Kratos Defense & Security Solutions is trading at $50.34 after a 6% single-session drop on July 7 — but the underlying positioning story has shifted meaningfully since last week's note, with shorts retreating and the Street growing more vocal on the buy side.
The most important change from the July 1 note is in short interest. Bears have been covering steadily. Short interest has fallen from a peak near 14.2 million shares in late June to 12.7 million now — a decline of roughly 6% on the week. At 7.5% of the free float, the position is still material, but the direction has reversed. The monthly build that dominated June has given way to consistent daily reductions. The borrow market reinforces this: availability is extraordinarily loose at 1,755% of short interest, meaning roughly 178 million shares are available to borrow against just 12.7 million actually shorted. Cost to borrow ticked up 11% on the week to 0.41%, but remains firmly low in absolute terms. There is no squeeze dynamic here, and no sign of urgency in the lending market. Options tell the same low-tension story — the put/call ratio at 0.48 is essentially flat against its 20-day average of 0.48, with a z-score close to zero. Defensive positioning has not increased despite the price weakness.
The Street has become more engaged in recent days, with the direction of travel clearly positive. JP Morgan upgraded KTOS to Overweight on June 12, even while trimming its target from $99 to $82. Wedbush initiated at Outperform with an $85 target on July 1. Jefferies reiterated its Buy and $80 target on July 8 — the day of the stock's latest drop. The consensus mean target sits near $110, more than double the current price, though that figure is heavily influenced by older, higher targets set before the stock's prolonged decline. More recent initiations and reiterations cluster in the $80–$85 range, which still implies roughly 60–70% upside from current levels. Bulls point to Kratos's leadership in unmanned systems and hypersonics, a 21.8% year-on-year revenue increase, and an EPS forward momentum score in the 90th percentile of the universe. Bears flag customer concentration, limited visibility into classified programs, and a valuation that remains stretched even after the pullback — EV/EBITDA near 47x and a P/E above 59x leave little room for execution misses.
Institutional flows add a constructive undertone. BlackRock added 3.3 million shares in the most recent filing period, bringing its stake to 16.9% of shares outstanding. State Street, Geode, ARK, and Van Eck all added to positions. ARK's presence at 1.9% of shares is notable given its high-conviction growth mandate. Wellington Management built a fresh 2.6 million share position, suggesting at least some large allocators are stepping in at lower prices rather than trimming.
Insider activity is worth noting, though not alarming. CFO Deanna Lund sold approximately 5,000 shares across multiple tranches on July 1, realizing around $264,000. Two divisional presidents also sold in late June. The transactions are modest in size and carry low significance scores — these look like routine planned sales rather than a coordinated exit. The 90-day net insider position is actually slightly positive at 82,000 net shares, suggesting the selling is not the dominant theme in aggregate.

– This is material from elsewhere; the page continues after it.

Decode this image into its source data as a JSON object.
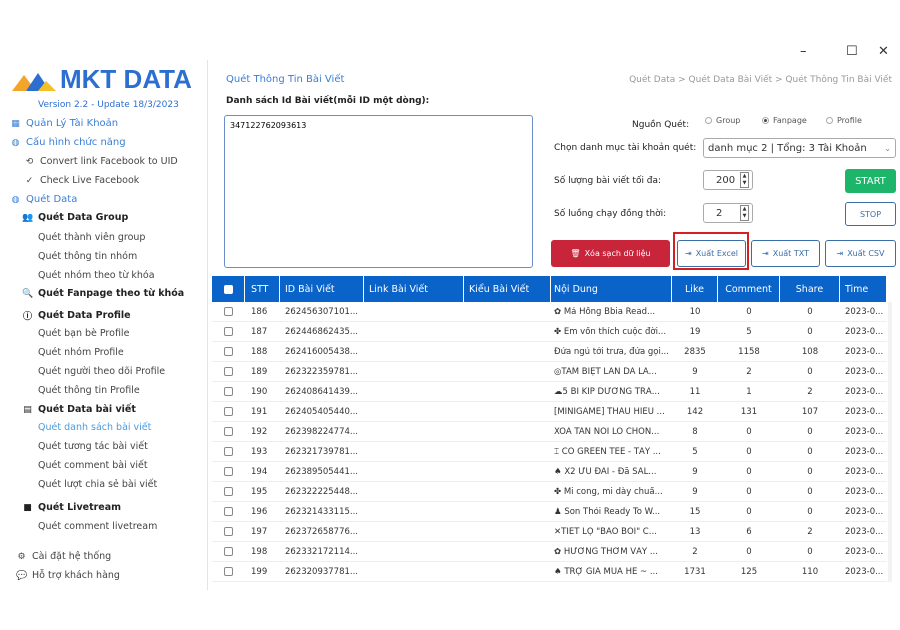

Earnings are scheduled for August 5. The two most recent prints both saw the stock fall on the day — down 7.9% after the May 12 report and down 3.9% after the prior quarter — with five-day losses of 6% and 11% respectively. With the stock already down 14% over the past month heading into the next release, the question is whether that reset is sufficient to reset expectations, or whether the pattern of post-earnings weakness has further to run.